The idea of a universal, government run, health care system seems from this side of the Atlantic a ‘no-brainer’. At 17% of GDP, or more than $7,500 per American per year, you are paying double what any of the other industrialized nations pay where everybody is insured, while in the US 46 million go without health coverage.
But what strikes me even more than those in the US who defend an expensive and dysfunctional private insurance system is the fact that a lot of these costs are due to the extraordinary greed of the CEOs and executives in the health care businesses.
If you really want to get angry, don’t look at Wall Street. Check out the salaries, perks, bonuses and lobbying of insurance and pharmaceutical companies. (For an exhaustive list see “The Sick Business of Health-Care Profiteering” by Matt Kapp, Vanity Fair, 9/24/09.)
For some reason which escapes me, the rich and greedy have managed to convince many of those who would have everything to gain from a cheaper and more universal system that they should oppose it.
Sure, working people can get upset for paying for those who don’t pay but the point is you are going to pay any way, so would it not be better to pay less? Although many do die because they cannot afford the proper care, hospitals and doctors are obliged to do something when the sick and injured show up and it’s your taxes which foot the bill.
The present system with no government regulation leads to extra costs, often because un-needed tests and medicines are prescribed in a world where the profiteers scratch each other’s backs. Also, because uninsured people do not see a doctor when the illness could be checked quickly and cheaply, you end up paying more when the complications set in.
We have not moved far since the early 1920’s when the UP’s Carl Victor Little wrote : “Millionaire Harold F. McCormick today bought a poor man’s youth,” in reference to one of the first male gland transplants. Eighty years later we still have a 1st, 2nd and 3rd class system.
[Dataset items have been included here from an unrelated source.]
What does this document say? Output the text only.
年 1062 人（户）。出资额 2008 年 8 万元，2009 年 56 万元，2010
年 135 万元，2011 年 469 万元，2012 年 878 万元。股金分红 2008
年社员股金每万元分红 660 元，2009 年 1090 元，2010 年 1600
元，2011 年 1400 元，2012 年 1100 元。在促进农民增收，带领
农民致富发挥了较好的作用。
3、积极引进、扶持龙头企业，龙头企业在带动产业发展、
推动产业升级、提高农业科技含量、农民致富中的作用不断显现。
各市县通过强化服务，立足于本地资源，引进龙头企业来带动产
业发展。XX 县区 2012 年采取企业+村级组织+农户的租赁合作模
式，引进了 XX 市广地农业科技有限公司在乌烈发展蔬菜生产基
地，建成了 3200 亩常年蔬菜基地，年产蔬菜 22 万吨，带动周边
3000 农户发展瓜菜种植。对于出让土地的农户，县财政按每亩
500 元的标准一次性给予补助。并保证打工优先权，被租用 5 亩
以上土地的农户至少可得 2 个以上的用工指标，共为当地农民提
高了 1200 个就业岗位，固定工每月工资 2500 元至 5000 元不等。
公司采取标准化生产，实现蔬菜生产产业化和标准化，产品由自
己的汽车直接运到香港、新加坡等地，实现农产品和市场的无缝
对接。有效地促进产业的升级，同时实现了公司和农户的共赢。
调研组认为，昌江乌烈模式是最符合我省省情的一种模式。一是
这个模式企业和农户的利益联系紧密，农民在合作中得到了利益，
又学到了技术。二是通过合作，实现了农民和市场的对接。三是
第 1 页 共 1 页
I work in a country listed as number one for health care by the UN. You live in number 37. True, I pay a hefty sum to the kitty and I get angry over abuse and the fact it is always the same people who pay for those who always take. But at the same time, this system saved my own life 12 years ago. I often wonder what care I would have got in the United States given I would not have been able to afford the on-going treatment, not to mention the $200 000 operation? I have not paid a penny.
In France, when a drunken, homeless man falls and cracks his skull in Paris, he will be picked up by an ambulance and taken to hospital where he will receive the same kind of care as I would. That is worth paying (less) for.
I heartily recommend that those opposed to universal health care take the time to reflect on who is profiting from the bad system in place and who would benefit from a new single payer system? I think you will find you are a victim of vampires who just cannot make enough money off of people’s suffering and death.
I must add that in countries where there is a universal system, doctors are not starving, more nurses are being hired, hospitals have modern equipment and all these countries have dynamic and profitable pharmaceutical and insurances industries.
To cite Winston Churchill, Americans always end up doing the right thing after they have exhausted all other options. Well?